証券会社に転職した時、私はこの「市場」という機能に非常に感銘を受けました。
少々の不利を甘受すれば、いつでも売ること、買うことが出来ます。これはとてつもなく大きな魅力です。
そして最も大事なことは、売り買いした値段が、予め決められたルールに則ったものであることが確認できることです。
値段が恣意的に決められてしまうという意味で、騙されることはありません。
しかしながら、ある銘柄について、自分が売買したいと思った値段が正当に評価された値段なのかどうかについては、誰も分からない
と言ってよいでしょう。
「専門家」と称される人が、将来のマーケットを予測し、銘柄を分析して、割安だ、割高だ、と言いますが、眉に唾して聞くことです。
20歳代後半に初めて自社株を買って以来、40年数年株式市場と付き合って分かったことは「将来のことは分からない」ということです。
「現時点のことも分からない」と言っていいかもしれません。
今は「分からない」ことを前提として投資をしています。
私が最初に株を買ったのが、1981年。
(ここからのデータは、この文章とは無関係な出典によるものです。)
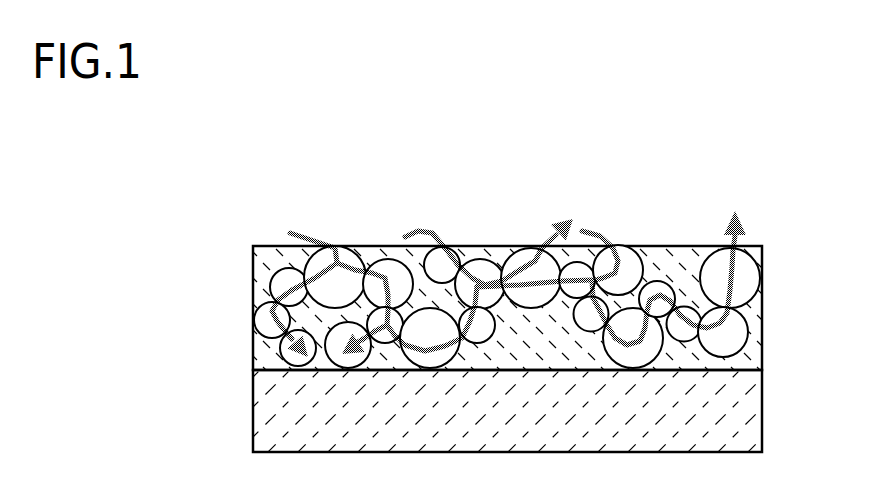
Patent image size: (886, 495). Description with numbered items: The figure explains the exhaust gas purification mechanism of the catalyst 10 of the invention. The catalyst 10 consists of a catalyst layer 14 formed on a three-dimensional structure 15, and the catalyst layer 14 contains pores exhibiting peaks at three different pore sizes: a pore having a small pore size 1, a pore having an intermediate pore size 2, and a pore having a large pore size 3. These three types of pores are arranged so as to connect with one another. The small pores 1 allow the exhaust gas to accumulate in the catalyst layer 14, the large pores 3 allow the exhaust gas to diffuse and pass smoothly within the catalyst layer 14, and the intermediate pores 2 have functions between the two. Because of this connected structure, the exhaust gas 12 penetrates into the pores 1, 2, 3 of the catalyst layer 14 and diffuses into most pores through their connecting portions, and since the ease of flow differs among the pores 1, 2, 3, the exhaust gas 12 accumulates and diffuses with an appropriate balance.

The catalyst 10 is at (280, 175).
The exhaust gas 12 is at (543, 237).
The pore having a small pore size 1 is at (662, 280).
The pore having an intermediate pore size 2 is at (641, 262).
The pore having a large pore size 3 is at (755, 282).
The catalyst layer 14 is at (755, 332).
The three-dimensional structure 15 is at (755, 403).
自社株を買いました。爾来、40年を超す投資歴があります。
大きく儲けたこともありますが、大きな損を出したこともあります。
面白い経験をしたのは、8868 アーバンコーポレーション。2003年5月に560円で2,000株買ったところ、
分割を繰り返して20,000株になりました。最高値は2007年6月の2,360円。100万円が4,700万円に化けたことになります。
しかし、2008年3月期は過去最高益を記録したものの同年9月に倒産。紙切れになってしまいましたが、
配当金が結構あったため、ネットでは37,743円のプラスでした。
株式投資で個別銘柄を買おうとする場合、銘柄選びや、価格に影響を与えると思われる情報の収集に多大な労力を要求されます。
如何に時間と労力を費やして銘柄選びをしても、自分が描いている通りに行くことは50%もないのではないでしょうか。
見つけ出した銘柄が正真正銘の優良銘柄、お宝銘柄であっても、株価は変動するもの。天井で買えば、含み損を抱えます。
自分が良いと思って買ったわけですから、すんなりと損切も難しい。
結果として、保有銘柄ばかりが増えてしまうという状況に陥る人が多いのではないでしょうか。